Scientists from the University of Cologne found that the balance status of proteins (protein homeostasis) of germline cells influences protein aggregation in other tissues by long-distance signaling Publication in ’Science Advances’
A recent study shows that a healthy reproductive system can prevent disease-related protein accumulation in distant tissues, such as neurons, and alteration of mitochondria - the power plants of cells. An imbalance of proteins, for example an aggregation of damaged proteins in brain cells, can lead to diseases like Alzheimer’s, Huntington’s disease or Amyotrophic Lateral Sclerosis (ALS). Since these diseases are associated with aging and the reproductive system is one of the first tissues to decline during aging, Dr David Vilchez and his group investigated whether the protein homeostasis (proteostasis) of germline cells (the cells that form the egg, sperm and the fertilized egg) influences other tissues and organs. Using the model organism Caenorhabditis elegans, the scientists show that when the germline accumulates damaged protein aggregates, it releases specific signals (Wnt singaling) which in turn induce changes in mitochondria, the powerhouses of the cells, leading to protein aggregation in other tissues such as muscle or neurons. The article ’Systemic regulation of mitochondria by germline proteostasis prevents protein aggregation in the soma of C. elegans’ has now been published in Science Advances.
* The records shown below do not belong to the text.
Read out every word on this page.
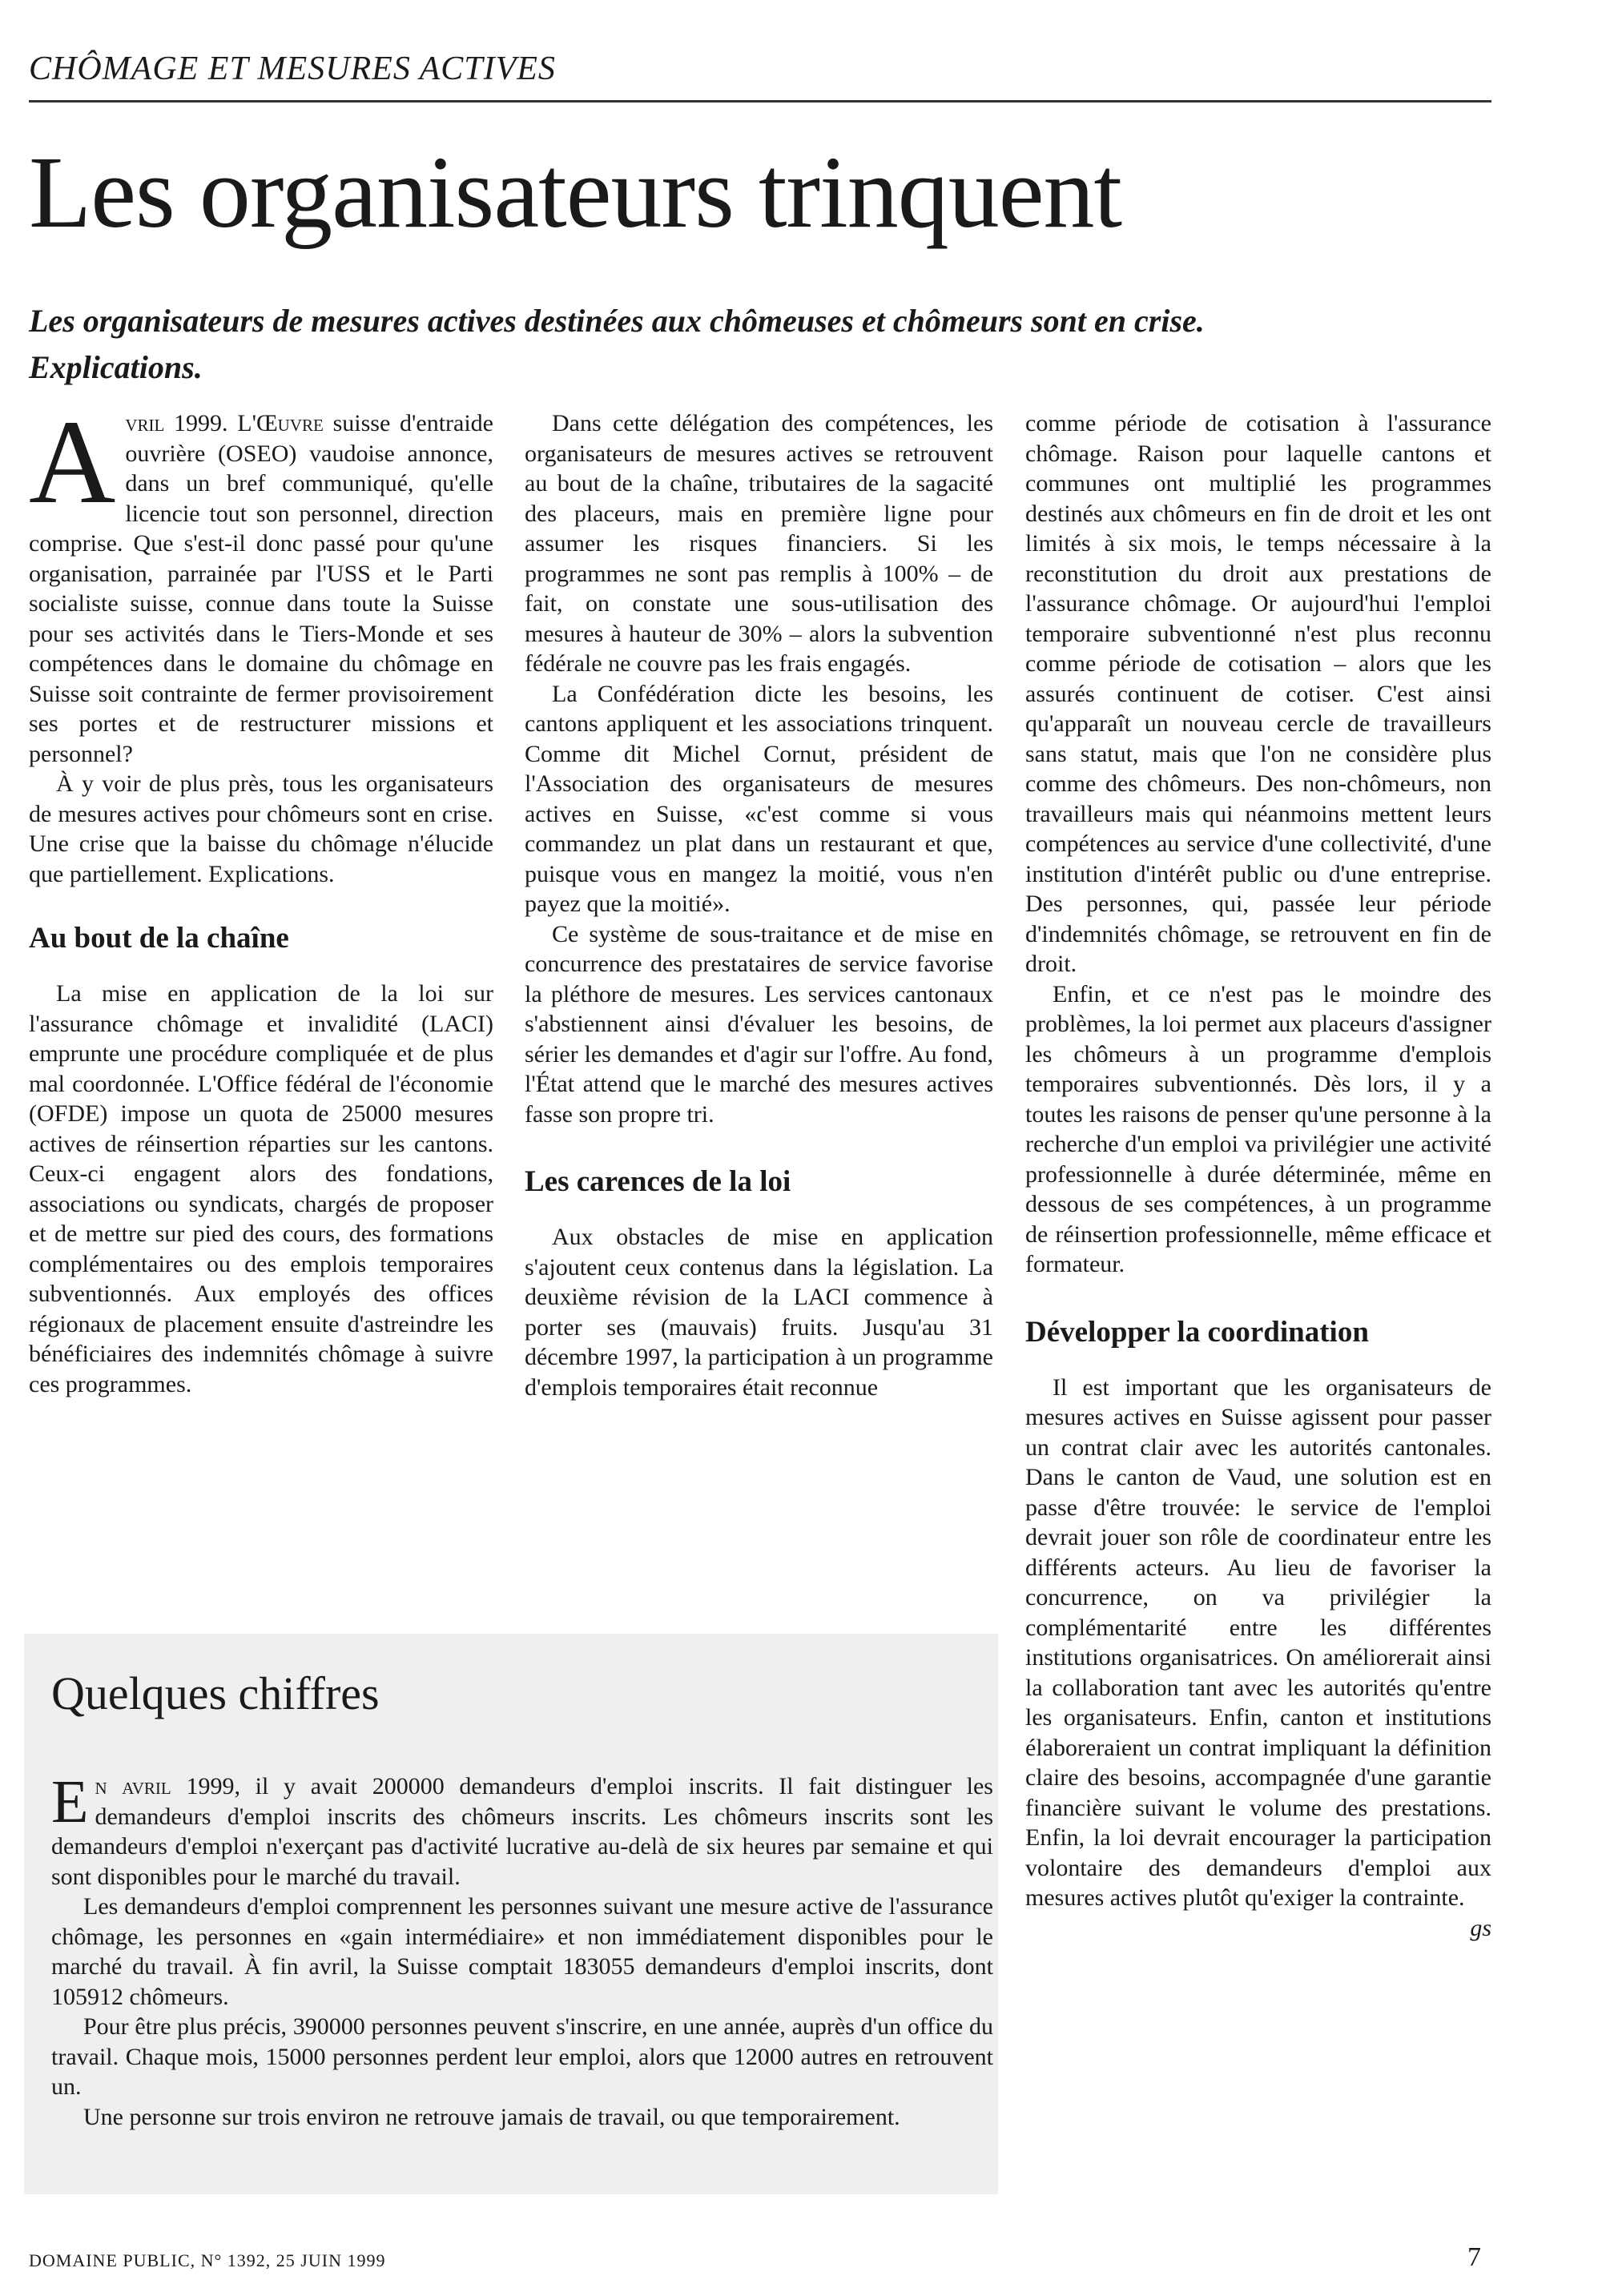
CHÔMAGE ET MESURES ACTIVES
Les organisateurs trinquent
Les organisateurs de mesures actives destinées aux chômeuses et chômeurs sont en crise. Explications.

Avril 1999. L'Œuvre suisse d'entraide ouvrière (OSEO) vaudoise annonce, dans un bref communiqué, qu'elle licencie tout son personnel, direction comprise. Que s'est-il donc passé pour qu'une organisation, parrainée par l'USS et le Parti socialiste suisse, connue dans toute la Suisse pour ses activités dans le Tiers-Monde et ses compétences dans le domaine du chômage en Suisse soit contrainte de fermer provisoirement ses portes et de restructurer missions et personnel?

À y voir de plus près, tous les organisateurs de mesures actives pour chômeurs sont en crise. Une crise que la baisse du chômage n'élucide que partiellement. Explications.

Au bout de la chaîne

La mise en application de la loi sur l'assurance chômage et invalidité (LACI) emprunte une procédure compliquée et de plus mal coordonnée. L'Office fédéral de l'économie (OFDE) impose un quota de 25000 mesures actives de réinsertion réparties sur les cantons. Ceux-ci engagent alors des fondations, associations ou syndicats, chargés de proposer et de mettre sur pied des cours, des formations complémentaires ou des emplois temporaires subventionnés. Aux employés des offices régionaux de placement ensuite d'astreindre les bénéficiaires des indemnités chômage à suivre ces programmes.

Dans cette délégation des compétences, les organisateurs de mesures actives se retrouvent au bout de la chaîne, tributaires de la sagacité des placeurs, mais en première ligne pour assumer les risques financiers. Si les programmes ne sont pas remplis à 100% – de fait, on constate une sous-utilisation des mesures à hauteur de 30% – alors la subvention fédérale ne couvre pas les frais engagés.

La Confédération dicte les besoins, les cantons appliquent et les associations trinquent. Comme dit Michel Cornut, président de l'Association des organisateurs de mesures actives en Suisse, «c'est comme si vous commandez un plat dans un restaurant et que, puisque vous en mangez la moitié, vous n'en payez que la moitié».

Ce système de sous-traitance et de mise en concurrence des prestataires de service favorise la pléthore de mesures. Les services cantonaux s'abstiennent ainsi d'évaluer les besoins, de sérier les demandes et d'agir sur l'offre. Au fond, l'État attend que le marché des mesures actives fasse son propre tri.

Les carences de la loi

Aux obstacles de mise en application s'ajoutent ceux contenus dans la législation. La deuxième révision de la LACI commence à porter ses (mauvais) fruits. Jusqu'au 31 décembre 1997, la participation à un programme d'emplois temporaires était reconnue

comme période de cotisation à l'assurance chômage. Raison pour laquelle cantons et communes ont multiplié les programmes destinés aux chômeurs en fin de droit et les ont limités à six mois, le temps nécessaire à la reconstitution du droit aux prestations de l'assurance chômage. Or aujourd'hui l'emploi temporaire subventionné n'est plus reconnu comme période de cotisation – alors que les assurés continuent de cotiser. C'est ainsi qu'apparaît un nouveau cercle de travailleurs sans statut, mais que l'on ne considère plus comme des chômeurs. Des non-chômeurs, non travailleurs mais qui néanmoins mettent leurs compétences au service d'une collectivité, d'une institution d'intérêt public ou d'une entreprise. Des personnes, qui, passée leur période d'indemnités chômage, se retrouvent en fin de droit.

Enfin, et ce n'est pas le moindre des problèmes, la loi permet aux placeurs d'assigner les chômeurs à un programme d'emplois temporaires subventionnés. Dès lors, il y a toutes les raisons de penser qu'une personne à la recherche d'un emploi va privilégier une activité professionnelle à durée déterminée, même en dessous de ses compétences, à un programme de réinsertion professionnelle, même efficace et formateur.

Développer la coordination

Il est important que les organisateurs de mesures actives en Suisse agissent pour passer un contrat clair avec les autorités cantonales. Dans le canton de Vaud, une solution est en passe d'être trouvée: le service de l'emploi devrait jouer son rôle de coordinateur entre les différents acteurs. Au lieu de favoriser la concurrence, on va privilégier la complémentarité entre les différentes institutions organisatrices. On améliorerait ainsi la collaboration tant avec les autorités qu'entre les organisateurs. Enfin, canton et institutions élaboreraient un contrat impliquant la définition claire des besoins, accompagnée d'une garantie financière suivant le volume des prestations. Enfin, la loi devrait encourager la participation volontaire des demandeurs d'emploi aux mesures actives plutôt qu'exiger la contrainte.
gs

Quelques chiffres

En avril 1999, il y avait 200000 demandeurs d'emploi inscrits. Il fait distinguer les demandeurs d'emploi inscrits des chômeurs inscrits. Les chômeurs inscrits sont les demandeurs d'emploi n'exerçant pas d'activité lucrative au-delà de six heures par semaine et qui sont disponibles pour le marché du travail.

Les demandeurs d'emploi comprennent les personnes suivant une mesure active de l'assurance chômage, les personnes en «gain intermédiaire» et non immédiatement disponibles pour le marché du travail. À fin avril, la Suisse comptait 183055 demandeurs d'emploi inscrits, dont 105912 chômeurs.

Pour être plus précis, 390000 personnes peuvent s'inscrire, en une année, auprès d'un office du travail. Chaque mois, 15000 personnes perdent leur emploi, alors que 12000 autres en retrouvent un.

Une personne sur trois environ ne retrouve jamais de travail, ou que temporairement.

DOMAINE PUBLIC, N° 1392, 25 JUIN 1999	7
’We were very excited when we saw that just by inducing accumulation of protein aggregates in the germline, we could change the mitochondrial network of the entire organism inducing protein aggregation in neurons,’ said Guiseppe Calculli, lead author of the study.
In the future, the group plans to examine whether germ-line specific proteins also aggregate during the aging process and whether this process contributes to the age-associated aggregation of proteins characteristic of pathologies like Huntington’s disease or ALS.
’Our findings open a new door to understanding why protein aggregates accumulate in the neurons of patients with Huntington’s disease and ALS. Since these aggregates can contribute to the neurodegeneration characteristic of these diseases, which remain incurable, a better understanding of the process discovered here might lead to novel therapeutic approaches,’ explained Vilchez, research group leader at the CECAD Cluster of Excellence in Aging Research and the Center for Molecular Medicine Cologne (CMMC) and leader of this study.